« La question de la propreté à Paris enflamme Twitter », par Chloé Teyssou

S’il n’est pas nouveau que la propreté et l’état de la voirie à Paris soient l’objet de polémiques, la forme et l’ampleur prises par les récentes dénonciations sur le sujet présentent un caractère inédit. Fin mars, le compte @PanamePropre lance le hashtag #SaccageParis. Le but ? témoigner du saccage supposé de la capitale par la mairie en partageant des photos et des vidéos de l’état de la propreté, de la voirie ou de nouveaux aménagements urbains. 

Le compte @PanamePropre rencontre un succès grandissant

Petit à petit, plusieurs dizaines de milliers de tweets ponctués du hashtag sont publiés et le compte atteint 6.000 abonnés ce lundi ! Le fonctionnement ? Tweeter ou retweeter des photos montrant un Paris insalubre. En bref, tout ce qui peut illustrer l’état de délabrement et de saleté de la ville. Il est présenté comme l’œuvre d’un mouvement citoyen qui souhaite interpeller les politiques et l’opinion sur l’état de Paris et dénoncer l’inaction des pouvoirs publics pour y remédier. Pour cette communauté, le contraste entre l’image de la ville à l’extérieur et les conditions de ceux qui y vivent au quotidien est inacceptable. 

Un mouvement qui se veut citoyen

En retour, certains affirment que le compte serait contrôlé par des militants LREM, ou LR. Aucune preuve tangible n’étaye ces déclarations. Il semble dans tous les cas que la cinétique du mouvement résulte essentiellement de Parisiens manifestant leur volonté de dénoncer une situation jugée inacceptable. Le hashtag #SaccageParis permet avant tout au compte @PanamePropre de récupérer des photos, facilement identifiables par tous ceux qui souhaitent participer au mouvement. Il fait office de défouloir aux Parisiens mécontents.  

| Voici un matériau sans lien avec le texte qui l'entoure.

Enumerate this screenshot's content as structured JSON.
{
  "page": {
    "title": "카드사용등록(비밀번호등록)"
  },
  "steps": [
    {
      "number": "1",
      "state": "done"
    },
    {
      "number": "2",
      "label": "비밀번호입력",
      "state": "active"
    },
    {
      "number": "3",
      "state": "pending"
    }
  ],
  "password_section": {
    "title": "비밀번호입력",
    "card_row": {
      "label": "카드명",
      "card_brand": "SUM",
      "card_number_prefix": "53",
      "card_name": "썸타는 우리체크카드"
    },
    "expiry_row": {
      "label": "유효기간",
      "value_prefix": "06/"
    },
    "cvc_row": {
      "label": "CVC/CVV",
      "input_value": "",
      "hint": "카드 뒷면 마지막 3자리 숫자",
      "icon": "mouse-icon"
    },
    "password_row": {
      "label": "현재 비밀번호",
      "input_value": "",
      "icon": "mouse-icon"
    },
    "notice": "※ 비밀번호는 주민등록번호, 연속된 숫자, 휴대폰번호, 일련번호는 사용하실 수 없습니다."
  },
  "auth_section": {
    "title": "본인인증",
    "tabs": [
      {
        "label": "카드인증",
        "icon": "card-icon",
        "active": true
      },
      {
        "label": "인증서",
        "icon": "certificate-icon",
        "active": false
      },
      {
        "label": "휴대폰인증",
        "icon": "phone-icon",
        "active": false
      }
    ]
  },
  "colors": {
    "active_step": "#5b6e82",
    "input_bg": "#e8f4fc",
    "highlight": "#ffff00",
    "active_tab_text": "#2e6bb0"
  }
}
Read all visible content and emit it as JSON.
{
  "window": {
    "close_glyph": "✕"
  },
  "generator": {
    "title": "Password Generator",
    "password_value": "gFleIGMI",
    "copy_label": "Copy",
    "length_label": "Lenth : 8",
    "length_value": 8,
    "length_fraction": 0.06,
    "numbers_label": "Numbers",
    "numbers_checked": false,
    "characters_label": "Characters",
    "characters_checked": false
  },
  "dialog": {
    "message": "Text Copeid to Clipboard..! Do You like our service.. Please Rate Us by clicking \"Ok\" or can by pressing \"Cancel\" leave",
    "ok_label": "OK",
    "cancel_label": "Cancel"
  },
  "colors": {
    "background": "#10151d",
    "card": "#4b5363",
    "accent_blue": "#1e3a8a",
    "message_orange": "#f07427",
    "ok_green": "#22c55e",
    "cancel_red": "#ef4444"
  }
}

Quelques chiffres démontrant l’ampleur pris par le hashtag 

La popularité du hashtag s’est amplifiée ces derniers jours, avec des tweets toujours plus nombreux. A tel point que la presse s’est fait l’écho des protestataires avec plusieurs reportages très suivis. Dans ce contexte, l’auteur du compte s’est fendu d’une mise au point pour rappeler l’origine non partisane du mouvement. 

Source : Talkwalker #SaccageParis

Une très forte activité avec 133,8k utilisations du hashtag en une semaine. 

Une inévitable politisation du débat

Si la polémique apparait très centrée sur la ville de Paris, il ne faut pas ignorer l’échéance de l’élection présidentielle de 2022, à laquelle la maire de Paris Anne Hidalgo devrait concourir. Dans ces conditions, bien qu’originellement apolitique, cette cristallisation des mécontentements sur le réseau social prend une forme éminemment politique, même contre son gré. L’opposition municipale ne se prive pas de montrer du doigt une mauvaise gestion de la ville de Paris, symbole du pays. 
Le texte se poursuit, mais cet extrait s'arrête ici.